With eight hours until the train to Jaisalmer we decided to walk from the station to the Red Fort - yup, as dull as everyone said it was. However, the Jama Masjid mosque was not. After a walk through a long bazaar we arrived at this majestic building. Rather than leave our shoes outside we carried them in with us, which only caused trouble with the mini man guarding the entrance to the minarets tower - like a little troll in Rumpelstiltskin. He was convinced that our shoes would de-holy-fy the minaret (true, we had walked in de-holy-fy-ing water only minutes before). Clearly the 20 rupees we gave him to guard them re-sanctified the area.
After a great lunch in a well-recommended restaurant we wandered back to the station to collect our bags and enjoy the relative luxury and peace of the first class waiting room - sometimes I do love a bit of western arrogance (we certainly weren’t travelling first class).
Interestingly, despite all the poverty - evident in human and infrastructural form - after the first night I wasn’t particularly overwhelmed. Work in Africa prepared me well for slums and human poverty and work in the fSU prepared me well for the chaotic and collapsing infrastructure. Of course, seeing people forced to live in such appalling circumstances breaks my heart, but it also fascinates me to see whole communities living on the streets. I just want to meet them and understand their lives. Whole rivers of electric cables on the streets, high or low, have a strange beauty to them.
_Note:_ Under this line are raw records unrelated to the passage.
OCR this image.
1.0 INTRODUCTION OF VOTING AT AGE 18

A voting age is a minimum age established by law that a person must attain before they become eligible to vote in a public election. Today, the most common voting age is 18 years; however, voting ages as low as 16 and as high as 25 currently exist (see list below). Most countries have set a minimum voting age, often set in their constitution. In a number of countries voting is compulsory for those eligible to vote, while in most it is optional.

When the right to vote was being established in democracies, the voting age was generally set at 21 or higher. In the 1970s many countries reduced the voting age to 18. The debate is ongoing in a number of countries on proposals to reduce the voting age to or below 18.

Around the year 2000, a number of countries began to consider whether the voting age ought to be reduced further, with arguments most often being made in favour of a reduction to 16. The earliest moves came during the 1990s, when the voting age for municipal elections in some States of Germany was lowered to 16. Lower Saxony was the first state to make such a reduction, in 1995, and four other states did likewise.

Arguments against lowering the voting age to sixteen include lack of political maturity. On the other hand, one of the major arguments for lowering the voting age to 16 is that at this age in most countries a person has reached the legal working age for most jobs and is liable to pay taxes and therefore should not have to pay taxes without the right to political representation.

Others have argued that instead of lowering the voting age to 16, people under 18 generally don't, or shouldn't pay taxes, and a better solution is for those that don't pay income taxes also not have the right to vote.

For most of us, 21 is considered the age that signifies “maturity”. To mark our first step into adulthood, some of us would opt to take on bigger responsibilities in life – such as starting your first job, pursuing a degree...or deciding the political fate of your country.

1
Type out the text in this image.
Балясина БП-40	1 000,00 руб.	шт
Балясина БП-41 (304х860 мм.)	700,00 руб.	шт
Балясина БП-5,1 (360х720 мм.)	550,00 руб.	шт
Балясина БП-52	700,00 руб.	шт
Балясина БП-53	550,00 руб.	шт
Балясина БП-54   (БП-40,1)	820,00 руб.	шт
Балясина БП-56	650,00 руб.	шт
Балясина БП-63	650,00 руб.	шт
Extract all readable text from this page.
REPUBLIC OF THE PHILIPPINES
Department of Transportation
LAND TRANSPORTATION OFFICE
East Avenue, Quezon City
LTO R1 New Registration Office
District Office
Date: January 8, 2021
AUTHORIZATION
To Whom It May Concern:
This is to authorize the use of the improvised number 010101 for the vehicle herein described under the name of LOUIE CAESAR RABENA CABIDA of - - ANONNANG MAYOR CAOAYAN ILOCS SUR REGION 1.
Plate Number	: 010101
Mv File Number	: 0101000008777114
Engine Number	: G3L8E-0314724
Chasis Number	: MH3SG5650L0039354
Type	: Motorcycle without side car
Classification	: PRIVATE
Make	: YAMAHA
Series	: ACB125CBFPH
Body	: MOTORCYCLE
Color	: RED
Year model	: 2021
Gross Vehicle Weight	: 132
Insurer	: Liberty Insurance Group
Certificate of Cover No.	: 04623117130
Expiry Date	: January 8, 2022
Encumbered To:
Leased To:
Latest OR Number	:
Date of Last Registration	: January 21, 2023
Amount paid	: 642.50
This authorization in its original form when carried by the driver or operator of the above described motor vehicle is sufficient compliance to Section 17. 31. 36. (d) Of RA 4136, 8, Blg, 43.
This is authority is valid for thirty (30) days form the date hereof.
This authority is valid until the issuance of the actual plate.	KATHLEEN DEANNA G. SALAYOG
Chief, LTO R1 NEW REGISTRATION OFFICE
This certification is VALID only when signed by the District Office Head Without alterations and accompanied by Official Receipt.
We just kept asking ourselves, ‘but how could one ‘fix’ Delhi?’ The city’s decay is so severe, the chaos so all encompassing, that there seems little option but to keep on going, keep on half-heartedly fixing and keep on hoping nothing goes seriously wrong. Not a glowing reference for India’s capital.


I couldn’t say I enjoyed Delhi, per se, but I did find it enthralling and truly an education.